If my previous expressions in this dissent are a form of anti-majoritarianism, with dissents and special writings as a firmament, then to sustain this dissent which is to reverse an unjust $500 alimony award, I now theoretically posit the following dissertation. Criteria have heretofore been established for an award of alimony in this state. See Guindon v. Guindon, 256 N.W. 2d 894, 898 (S.D.1977). Accord: Stubbe v. Stubbe, 376 N.W.2d 807, 808 (S.D.1985). They are: (1) length of marriage; (2) respective earning capacities of the parties; (3) respective financial condition of the parties after the property division; (4) respective age, health and physical condition of the parties; (5) the parties’ station in life and their social standing; and (6) relative fault of the parties in the termination of the marriage. Guindon, id. at 898; Stubbe, id. at 808. The trial judge fastened onto Jerry’s potential gross income as distinguished from his recent net income. There appear to be no findings of fact and conclusions of law which specifically follow the Guindon holding. Example: There is certainly no showing that either one have a certain type of social standing to maintain. It clearly appears that the trial judge determined that the respective financial condition of the parties after the property division was such that the parties had a standard of living as good as enjoyed before the divorce. Hence, this standard within the rule seems to have been violated. The good health that both enjoyed appears to have been considered, but when alimony was awarded, that factor seems to be disregarded. Need I mention that more than half of all married women are in the labor force. See Statistical Abstract of the United States 399 (1985), reflecting that in 1984, 52.8% of married women living with their husbands were in the labor force. Even more astounding figures are demonstrated: 61.1% of separated women and 74.3% of divorced women were in the labor force. 2 H.H. Clark, Jr., The Law of Domestic Relations in the United States, § 17.1, at 223 n. 21 (2d ed. 1987).

Examining the last two decades, Professor Clark points out that married women’s full legal capacity to own and control their own property (unknown when alimony was birthed in England), which has triggered an increased participation in employment outside of the home, creates doubts about the wisdom of alimony generally and particularly about its duration. Clark, supra § 17.1, at 221. I have quoted a Drake Law Review article, R.S. Sackett & C.K. Mu-nyon, Alimony: A Retreat from Traditional Concepts of Spousal Support, 35 Drake L.Rev. 297 (1985-86), before. See Lodde v. Lodde, 420 N.W.2d 20, 26 (S.D.1988) (Henderson, J., dissenting).

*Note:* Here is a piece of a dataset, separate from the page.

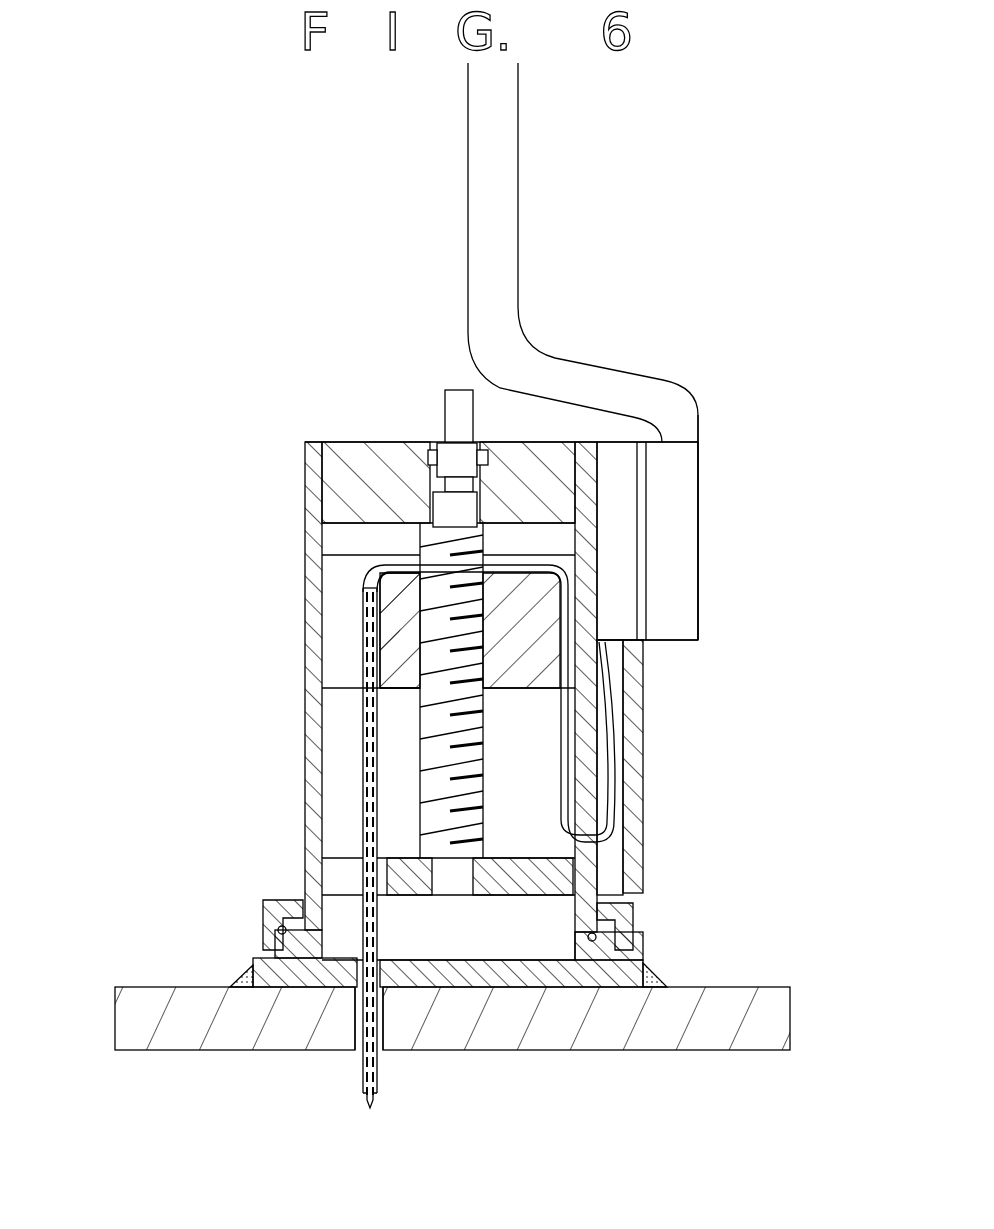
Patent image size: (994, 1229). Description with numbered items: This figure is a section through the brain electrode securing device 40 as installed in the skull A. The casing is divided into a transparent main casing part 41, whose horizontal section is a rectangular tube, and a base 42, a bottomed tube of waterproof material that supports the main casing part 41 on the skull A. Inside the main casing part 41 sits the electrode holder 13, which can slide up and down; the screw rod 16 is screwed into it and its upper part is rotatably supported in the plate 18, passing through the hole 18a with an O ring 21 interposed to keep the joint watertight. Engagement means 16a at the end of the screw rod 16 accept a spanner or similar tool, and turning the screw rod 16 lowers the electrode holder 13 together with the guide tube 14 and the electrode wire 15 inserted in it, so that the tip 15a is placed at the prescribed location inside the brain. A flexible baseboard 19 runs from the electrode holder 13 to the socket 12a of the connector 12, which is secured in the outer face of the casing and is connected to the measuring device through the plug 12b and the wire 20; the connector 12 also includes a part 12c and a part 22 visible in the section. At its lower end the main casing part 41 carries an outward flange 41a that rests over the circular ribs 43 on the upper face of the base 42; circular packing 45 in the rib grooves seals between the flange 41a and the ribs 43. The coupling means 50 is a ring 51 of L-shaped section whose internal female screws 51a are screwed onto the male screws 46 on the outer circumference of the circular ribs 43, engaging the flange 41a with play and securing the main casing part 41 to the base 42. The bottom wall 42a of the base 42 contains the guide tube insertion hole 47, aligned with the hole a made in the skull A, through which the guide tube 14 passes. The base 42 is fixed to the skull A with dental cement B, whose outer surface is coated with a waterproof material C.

One of the interesting sections of this law treatise concerns payment of alimony to the husband. “Receipt of Alimony by the Husband: Does Eve Pay Adam?”, Sackett & Munyon, supra, at 319. Why is it that we do not see trial judges in South Dakota awarding alimony to the husband? Is it not supposed to be equal justice under the law? See Orr v. Orr, 440 U.S. 268, 99 S.Ct. 1102, 59 L.Ed.2d 306 (1979) (statutes allowing only wives to seek alimony inherently risk reinforcing stereotypes about the “proper place” of women and their need for “special protection,” and are unconstitutional). In South Dakota, we have an asexual statute referring to a “party.” SDCL 25-4-41. Legally, under this statute, husbands could secure alimony from an ex-wife. In practice, it does not happen. Why do these awards to ex-wives become automatic? Why do we continue to punish ex-husbands? Here, Marvella is not going to become an economic burden on society. Some states have curtailed or limited by statute alimony awards. Sackett & Mu-nyon, supra, at 301 n. 30 (Delaware, Indiana, Kansas).2 Texas does not authorize alimony awards. However, this Court has consistently liberalized alimony awards *577by its past decisions and it strikes me that we are going against the social conditions of the day and the flow of history itself. Therefore, I respectfully dissent on alimony-

. This historic document is not law per se, but expressed the intention of the representatives of the United States of America, in general Congress assembled, that the colonies ought have the right to be free and independent states, and *575absolved from any allegiance to the British crown.

. I appreciate that this has not been done in this state.